‘Best new art book for autumn’ sheds fascinating light on the Young Poland art movement

A beautiful new book giving a fresh perspective on Poland’s interwar artists of the ‘Young Poland’ movement goes on sale tomorrow (December 1st).
One of the key figures of the movement was Stanisław Wyspiański, who was a contemporary of William Morris and whose painting, Motherhood, is one of the most iconic images associated with the movement.
Entitled “Young Poland” – The Polish Arts and Crafts Movement 1890-1918 , the book which is in English, explores the works of Young Poland artists in the context of international arts and crafts movements, as opposed to ‘art nouveau’ with which they are commonly associated.
Featured on the Financial Times’s list of ‘Best new art books for autumn’, it draws particular parallels with the English arts and crafts movement led by William Morris.
Other artists and works featured in the book include Józef Mehoffer and his unfinished freize ‘Nature and Art’.
During an online book launch, co-editor and curator at the William Morris Gallery, Julia Griffin, said: “It is the world’s first book on Young Poland, seen from the arts and crafts perspective.
“Over the last century, young Poland has been viewed almost exclusively in the context of European art nouveau, this does not allow for a more nuanced understanding of the complexity and values of the movement, it is also contrary to how Young Poland makers viewed their own practice, openly disassociating themselves from art nouveau, so we very much hope that our book can change the existing paradigm arguing that Young Poland displayed more fundamental parallels with the international arts and crafts movement which began in Britain in the 1880s.”
Roisin Inglesby, senior curator at the William Morris Gallery, said there were many visuals similarities between William Morris’s work and that of the Young Poland movement “even though they were created in different countries and at different times.”
Comparison Between Wyspianski's Pansie's design from 1897 and William Morris's Trellis Wallpaper 1862.
Young Poland began under the Austrian partition of Poland at the end of the 19th century in an area known as Galicia, today the area around Kraków and Zakopane in the Tatra Mountains. It was a patriotic movement which was largely a response to the non-existence of Poland at the time, when it was under partition between Austria, Russia and Prussia.

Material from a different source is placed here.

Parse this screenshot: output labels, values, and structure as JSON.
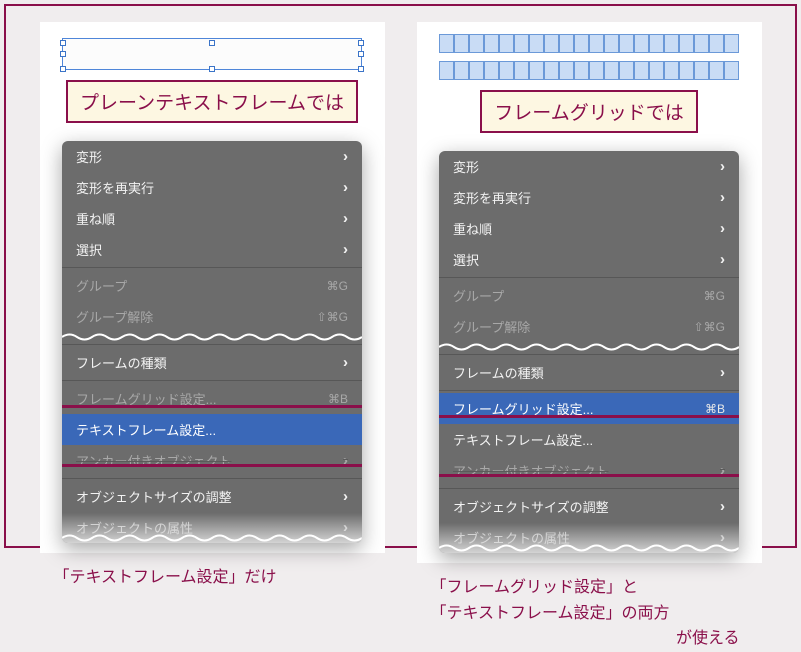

The National Museum of Kraków has the largest collection of art from Young Poland in the world and many of the works featured in the book can be found in the museum’s collections and other Kraków institutions.
The book is featured on the Financial Times’ list of ‘Best new art books for autumn’.

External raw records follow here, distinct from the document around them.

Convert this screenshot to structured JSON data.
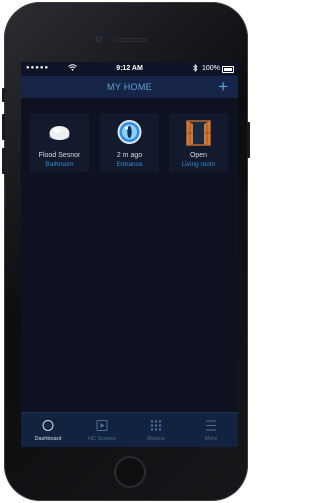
{
  "status_bar": {
    "signal": "●●●●●",
    "time": "9:12 AM",
    "battery": "100%"
  },
  "header": {
    "title": "MY HOME",
    "add_icon": "plus-icon",
    "accent_color": "#5ba4dc"
  },
  "devices": [
    {
      "name": "Flood Sesnor",
      "room": "Bathroom",
      "icon": "flood-sensor-icon"
    },
    {
      "name": "2 m ago",
      "room": "Entrance",
      "icon": "motion-eye-sensor-icon"
    },
    {
      "name": "Open",
      "room": "Living room",
      "icon": "window-open-icon"
    }
  ],
  "tabs": [
    {
      "label": "Dashboard",
      "icon": "circle-icon",
      "active": true
    },
    {
      "label": "HC Scenes",
      "icon": "play-square-icon",
      "active": false
    },
    {
      "label": "Rooms",
      "icon": "grid-dots-icon",
      "active": false
    },
    {
      "label": "More",
      "icon": "menu-lines-icon",
      "active": false
    }
  ],
  "colors": {
    "background": "#0d1120",
    "tile": "#141a2e",
    "room_text": "#2f8fd8",
    "tabbar": "#12233f"
  }
}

One of the key figures of the movement was Stanisław Wyspiański, who was a contemporary of William Morris and whose painting, Motherhood, is one of the most iconic images associated with the movement.
Other artists and works featured in the book include Józef Mehoffer and his unfinished freize ‘Nature and Art’, Henryk Uziembło’s Stanied glass ‘Spring’ and Stanisław Witkiewicz’s exterior and interior design for the House under the Firs in Zakopane, which initiated and popularised the Zakopane style of architecture and interior decoration.
Co-editor of the book, Professor Andrzej Szczerski, Director of the National Museum in Kraków, said that “contacts between Polish and British arts and crafts artists of the pre-war period” have been “underestimated.”
The book also explores the contribution of less commonly known artists of the period, including Maria Pawlikowska-Jasnorzewska, who was more famous for her poetry, but who also painted intricate watercolours inspired by folk themes and Karol Kłowsowski, who was a sculptor, creator of intricate wood carvings for the design of his ‘Silent Villa’, and also produced intricate and unique animal themed paper cuttings and lace designs.
Through a series of over 250 elaborate supporting images, the book seeks to show how the artists of Young Poland were more than just ‘art nouveau’ inspired painters and were instead heavily inspired by the craftsmanship of highlanders from the Tatra mountains, as well as nature, history and peasant traditions and embraced these themes in their craft as well as their paintings.
Amongst others, the book tells the story of Young Poland through images of furniture, architectural and interior designs, paper cuttings and textiles, as well as wood carvings and stained glass and more unusual objects like engraved book bindings and even Christmas decorations.
The book will be published on the 1st December by Lund Humphries and will be available on the William Morris Gallery website.
During the book’s online launch, co-editor Julia Griffin from the William Morris Gallery said: “It is the world’s first book on Young Poland, seen from the arts and crafts perspective.”
It is the pre-cursor to a major exhibition of the same name which will be held at William Morris Gallery in October 2021.
The book was the result of a length research project co-financed by the Polish Ministry of Culture and National Heritage and was edited by Prof Andrzej Szczerski, Director of the National Museum in Kraków and art historian Julia Griffin from the William Morris Gallery and co-authored with Roisin Inglesby, Senior Curator, William Morris Gallery.